Erevan et Bakou sont à couteau tiré sur la question du Haut-Karabakh depuis 1990 et la chute de l’URSS, qui a entraîné la séparation de cette enclave à forte majorité arménienne du reste de l’Azerbaïdjan. Les Arméniens représentent 75 % de la population.

Pour l’Azerbaïdjan, le Haut-Karabakh n’est toutefois pas un territoire contesté, mais plutôt une partie intégrante de son territoire qui a fait sécession il y a 30 ans. L’ex-république soviétique se bat désormais pour le ramener sous son giron. « La guerre ne se passe pas sur le territoire de l’Arménie, rappelle Vazeh Asgarov, directeur général de l’Université française d’Azerbaïdjan, joint par Le Devoir à Bakou cette semaine. L’armée azerbaïdjanaise n’essaie pas de s’emparer du territoire arménien ou d’une partie de celui-ci. Elle veut libérer ses territoires d’une occupation, et ce, en respectant son engagement de 1994 de résoudre ce conflit de manière pacifique. »

« L’objectif de Bakou est surtout de procéder à un nettoyage ethnique de cette région, comme elle l’a fait au Nakhitchevan [une autre république autonome enclavée du territoire azéri, de laquelle la population arménienne a été expulsée] à la fin du siècle dernier, indique pour sa part Tigrane Yegavian. Le même scénario se joue dans le Haut-Karabakh, animé par l’arménophobie, un racisme doctrinal en Azerbaïdjan, qui contribue à la déshumanisation de l’ennemi et qui ne contribue pas à un rapprochement entre les deux peuples voisins. »

Déranger l’indifférence

Fin décembre, près de 300 personnalités du monde de la culture, des lettres et de la philosophie, dont Sylvain Tesson, Michel Onfrey, Carole Bouquet, Pascal Bruckner ainsi que deux enfants de Charles Aznavour, Mischa et Nicolas, ont appelé dans une lettre publiée dans les pages du quotidien français Le Figaro à la protection des « 120 000 Arméniens d’Artsakh », menacés autant par le régime autoritaire d’Ilham Aliyev, président de l’Azerbaïdjan, que par l’indifférence du reste du monde, selon eux.

« Après la guerre, après les bombes au phosphore, les tortures, qui ont brisé tant de vies en 2020 [lors de la dernière guerre du Haut-Karabakh], voilà en effet la dernière perversion conçue par la dictature azerbaïdjanaise : bloquer le corridor de Latchine, unique voie d’accès des Arméniens d’Artsakh / Haut-Karabakh vers l’extérieur, ont-ils écrit.
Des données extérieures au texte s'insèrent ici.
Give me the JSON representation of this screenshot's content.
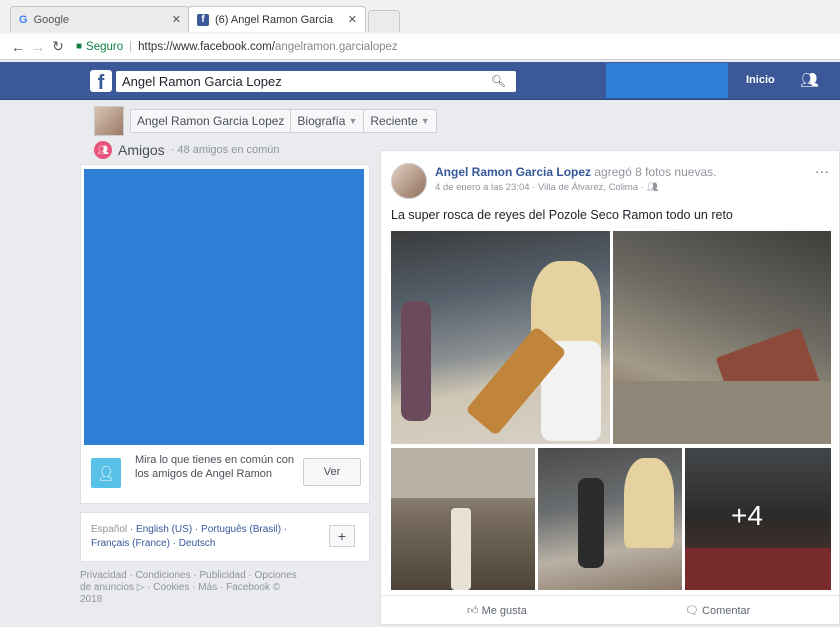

L’indifférence, les protestations platoniques autorisent les agresseurs d’aujourd’hui à se réclamer sans vergogne des bourreaux de 1915 [les Turcs, à l’origine du génocide arménien], de leur sinistre héritage, à user des mêmes procédés pour en finir avec ceux qu’ils exècrent […]. »

Le blocus de la région se joue dans un contexte géopolitique favorable à l’Azerbaïdjan. Outre l’incapacité de la Russie, occupée sur un autre front, à assurer sa mission de paix, les Arméniens peinent également à mobiliser leurs alliés proches, dont la Biélorussie et le Kazakhstan, dont les intérêts du moment sont davantage liés aux Azéris. Même chose pour plusieurs capitales occidentales, dont celles de pays de l’Union européenne et celle du Royaume-Uni, prises entre les considérations humanitaires associées à la crise en cours dans le Haut-Karabakh et une nouvelle dépendance à l’Azerbaïdjan en matière d’approvisionnement énergétique, après que la guerre en Ukraine eut forcé la réorganisation des flux de gaz et de pétrole, ressources dont le pays d’Asie est riche. Et ce, malgré le caractère antidémocratique du régime azéri.

L’objectif de Bakou est surtout de procéder à un nettoyage ethnique de cette région, comme elle l’a fait au Nakhitchevan à la fin du siècle dernier

 

Il y a plus d’un mois, le Canada, par le biais d’un des comptes Twitter du ministère des Affaires étrangères, a appelé Bakou « à rouvrir le corridor et à garantir la liberté de mouvement pour éviter toute répercussion humanitaire ».

Mais pour Huri Zohrabyan, qui, depuis Stepanakert, voit chaque journée être pire que la précédente, le temps est venu d’en faire plus. « Demander la réouverture du corridor ne donne rien. Ce sont des pressions et des sanctions qu’il faut désormais sur l’Azerbaïdjan pour obtenir cette réouverture. Je m’attends à ce que le Canada soit plus actif. C’est un grand pays, doté d’une influence historique en matière de maintien de la paix, qu’il devrait mettre à contribution pour nous aider », conclut la jeune Arménienne.